The collapse of Silicon Valley Bank (SVB) a month ago created a seismic shake-up for many entrepreneurs and CEOs in advertising, which exposed the fragility of the fractional banking system. Companies discovered that their money in the bank is not physically there and can be loaned out to others for various lengths of time. When the bank collapsed, ad executives were in disarray, and some lost funding as their ad tech business could not withstand the financial meltdown. In this article, we examine the fallout from the SVB collapse and the lessons the advertising industry can learn from it.

SVB Collapse Shakes Ad Industry

Many ad executives discovered that banks’ confidence is all relative, and the weakness of one bank can affect others. For instance, Credit Suisse was not affected by the SVB’s collapse because it was inherently unstable, but because it was considered the weakest link. Ad executives’ mindset has changed, and they are now more concerned than ever about liquidity in the supply chain. They have also become more strict about who they bank with and lead to a lot more diversification.

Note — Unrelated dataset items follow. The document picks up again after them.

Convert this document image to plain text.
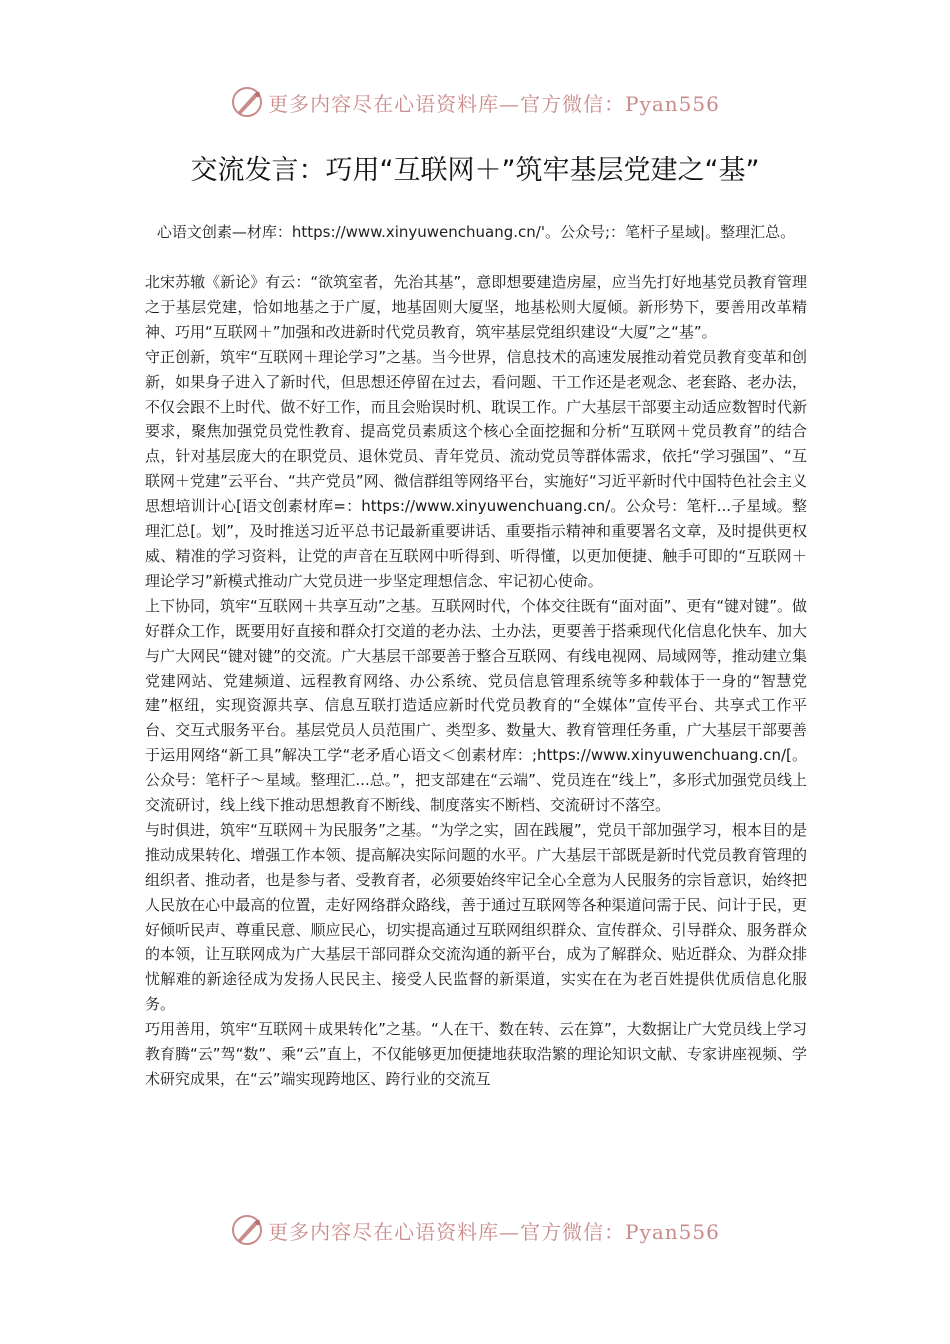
更多内容尽在心语资料库—官方微信：Pyan556
交流发言：巧用“互联网＋”筑牢基层党建之“基”
心语文创素—材库：https://www.xinyuwenchuang.cn/'。公众号;：笔杆子星域|。整理汇总。

北宋苏辙《新论》有云：“欲筑室者，先治其基”，意即想要建造房屋，应当先打好地基党员教育管理之于基层党建，恰如地基之于广厦，地基固则大厦坚，地基松则大厦倾。新形势下，要善用改革精神、巧用“互联网＋”加强和改进新时代党员教育，筑牢基层党组织建设“大厦”之“基”。

守正创新，筑牢“互联网＋理论学习”之基。当今世界，信息技术的高速发展推动着党员教育变革和创新，如果身子进入了新时代，但思想还停留在过去，看问题、干工作还是老观念、老套路、老办法，不仅会跟不上时代、做不好工作，而且会贻误时机、耽误工作。广大基层干部要主动适应数智时代新要求，聚焦加强党员党性教育、提高党员素质这个核心全面挖掘和分析“互联网＋党员教育”的结合点，针对基层庞大的在职党员、退休党员、青年党员、流动党员等群体需求，依托“学习强国”、“互联网＋党建”云平台、“共产党员”网、微信群组等网络平台，实施好“习近平新时代中国特色社会主义思想培训计心[语文创素材库=：https://www.xinyuwenchuang.cn/。公众号：笔杆...子星域。整理汇总[。划”，及时推送习近平总书记最新重要讲话、重要指示精神和重要署名文章，及时提供更权威、精准的学习资料，让党的声音在互联网中听得到、听得懂，以更加便捷、触手可即的“互联网＋理论学习”新模式推动广大党员进一步坚定理想信念、牢记初心使命。

上下协同，筑牢“互联网＋共享互动”之基。互联网时代，个体交往既有“面对面”、更有“键对键”。做好群众工作，既要用好直接和群众打交道的老办法、土办法，更要善于搭乘现代化信息化快车、加大与广大网民“键对键”的交流。广大基层干部要善于整合互联网、有线电视网、局域网等，推动建立集党建网站、党建频道、远程教育网络、办公系统、党员信息管理系统等多种载体于一身的“智慧党建”枢纽，实现资源共享、信息互联打造适应新时代党员教育的“全媒体”宣传平台、共享式工作平台、交互式服务平台。基层党员人员范围广、类型多、数量大、教育管理任务重，广大基层干部要善于运用网络“新工具”解决工学“老矛盾心语文＜创素材库：;https://www.xinyuwenchuang.cn/[。公众号：笔杆子～星域。整理汇...总。”，把支部建在“云端”、党员连在“线上”，多形式加强党员线上交流研讨，线上线下推动思想教育不断线、制度落实不断档、交流研讨不落空。

与时俱进，筑牢“互联网＋为民服务”之基。“为学之实，固在践履”，党员干部加强学习，根本目的是推动成果转化、增强工作本领、提高解决实际问题的水平。广大基层干部既是新时代党员教育管理的组织者、推动者，也是参与者、受教育者，必须要始终牢记全心全意为人民服务的宗旨意识，始终把人民放在心中最高的位置，走好网络群众路线，善于通过互联网等各种渠道问需于民、问计于民，更好倾听民声、尊重民意、顺应民心，切实提高通过互联网组织群众、宣传群众、引导群众、服务群众的本领，让互联网成为广大基层干部同群众交流沟通的新平台，成为了解群众、贴近群众、为群众排忧解难的新途径成为发扬人民民主、接受人民监督的新渠道，实实在在为老百姓提供优质信息化服务。

巧用善用，筑牢“互联网＋成果转化”之基。“人在干、数在转、云在算”，大数据让广大党员线上学习教育腾“云”驾“数”、乘“云”直上，不仅能够更加便捷地获取浩繁的理论知识文献、专家讲座视频、学术研究成果，在“云”端实现跨地区、跨行业的交流互

更多内容尽在心语资料库—官方微信：Pyan556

Ad Tech Bosses Review Existing Relationships

Ad tech bosses are reviewing their existing relationships with banks and pausing those that they think are a risk, or introducing tighter insurance provisions. This is because there’s a fear now, and it’s rooted in sequential liability. Clauses written into ad contracts stipulate that if the company ahead of another in the flow of ad dollars doesn’t get paid, they don’t get paid. Normally, this isn’t a big problem, but it tends to become one when economies get knocked sideways. The pandemic made that all too clear for ad-tech bosses.

Lessons for Ad Industry

Ad executives should learn from the SVB collapse that they should spread their investments across different banks. Going forward, it will mean being stricter about who they bank with and lead to a lot more diversification. For many future startups in this space, it will mean being a lot more strict about who they are banking with and lead to a lot more diversification. They should be more concerned than ever about liquidity in the supply chain and seek quick access to cash.

The collapse of SVB has created a tough lesson for many ad executives. Confidence in banks is all relative, and it can change quickly. Ad executives have become more cautious about their banking relationships, and they are spreading their investments across different banks. However, the flight to quality may come at a steep price. Big banks have been overflowing with cash in the wake of Silicon Valley Bank, and they will become more cautious about how much they lend and to whom. This will lead to economies getting tighter, which never bodes well for advertising.